September 17, 2009 by Mike Hillwig
As a DBA, my job is to protect the company’s data at all costs. But what happens when it’s the DBA who causes data loss?
I wrote about this a couple of years ago when I accidentally restored a backup copy on a production instance.
One of the things I do on a regular basis is to restore a copy of our databases onto test and development servers. I have this down to a science. Today, I did the ultimate DBA f**kup. I ran the restore process on the production database server instead of the test server. 30 seconds into it, one of my coworkers came running into my office asking what was happening. I saw my career flash before my eyes. It couldn’t have happened at a worse time. All three of our business units are in the midst of month-end reconciliations, known as CTCs. This happened about 2:30 and we were down for just about an hour. Worse yet, we had to go back to our noon backup, meaning we lost about two hours worth of data.
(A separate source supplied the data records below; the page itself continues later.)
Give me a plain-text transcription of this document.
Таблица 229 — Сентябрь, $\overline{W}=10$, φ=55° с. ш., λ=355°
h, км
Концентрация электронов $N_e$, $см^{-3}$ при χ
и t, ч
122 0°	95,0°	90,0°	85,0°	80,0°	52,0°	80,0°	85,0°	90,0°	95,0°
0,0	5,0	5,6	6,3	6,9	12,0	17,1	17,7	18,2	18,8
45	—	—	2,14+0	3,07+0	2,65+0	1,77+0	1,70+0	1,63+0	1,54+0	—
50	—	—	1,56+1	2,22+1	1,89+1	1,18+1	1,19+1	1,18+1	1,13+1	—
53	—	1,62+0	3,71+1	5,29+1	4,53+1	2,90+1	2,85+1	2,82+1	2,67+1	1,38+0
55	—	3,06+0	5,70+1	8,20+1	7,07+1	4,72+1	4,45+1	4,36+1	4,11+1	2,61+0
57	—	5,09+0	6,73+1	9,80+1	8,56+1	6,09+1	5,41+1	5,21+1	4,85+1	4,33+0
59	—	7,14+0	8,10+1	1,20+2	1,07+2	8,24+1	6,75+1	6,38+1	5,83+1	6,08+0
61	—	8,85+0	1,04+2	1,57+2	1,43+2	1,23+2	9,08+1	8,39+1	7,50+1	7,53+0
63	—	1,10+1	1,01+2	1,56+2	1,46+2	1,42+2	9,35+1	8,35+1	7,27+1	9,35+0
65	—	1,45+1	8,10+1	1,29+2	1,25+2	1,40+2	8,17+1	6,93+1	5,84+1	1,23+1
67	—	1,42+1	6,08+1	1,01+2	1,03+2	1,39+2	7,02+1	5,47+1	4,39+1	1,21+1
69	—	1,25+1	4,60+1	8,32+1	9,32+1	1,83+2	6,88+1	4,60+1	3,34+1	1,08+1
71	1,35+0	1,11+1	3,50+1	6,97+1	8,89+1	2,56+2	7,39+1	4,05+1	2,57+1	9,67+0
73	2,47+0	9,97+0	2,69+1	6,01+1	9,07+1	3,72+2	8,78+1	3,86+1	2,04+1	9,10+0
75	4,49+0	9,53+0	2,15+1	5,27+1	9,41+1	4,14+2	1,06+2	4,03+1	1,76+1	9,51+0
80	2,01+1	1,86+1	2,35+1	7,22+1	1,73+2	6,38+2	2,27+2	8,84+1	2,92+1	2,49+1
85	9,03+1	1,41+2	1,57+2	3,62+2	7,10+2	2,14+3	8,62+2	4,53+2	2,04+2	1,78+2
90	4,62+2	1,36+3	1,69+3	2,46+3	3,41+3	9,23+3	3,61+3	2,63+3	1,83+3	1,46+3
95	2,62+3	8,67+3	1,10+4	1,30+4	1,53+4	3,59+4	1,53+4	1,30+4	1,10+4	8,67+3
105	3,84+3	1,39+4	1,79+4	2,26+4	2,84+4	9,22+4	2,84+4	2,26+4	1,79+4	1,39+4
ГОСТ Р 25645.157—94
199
My boss at the time was an incredibly good guy. I had honestly expected him to show me the door, and he would have been completely justified in doing so. Instead, he asked how we prevented this from happening in the future. Yes, he was using this as a learning/teaching experience.
Today, any time I have a script that does a restore like this, it has a section at the top that looks something like this:
IF @@servername = ‘prodserver’
PRINT ‘This is the production server. You can”t do that!’
ELSE IF @@servername <> ‘devserver’
PRINT ‘This isn”t the DEV server, you can”t do that!’
— Rest of restore script goes here
I have to admit this little code snippit has has saved my tail a few times since then. I’m also a lot more careful when it comes to doing restores. Mother History is one hell of a teacher.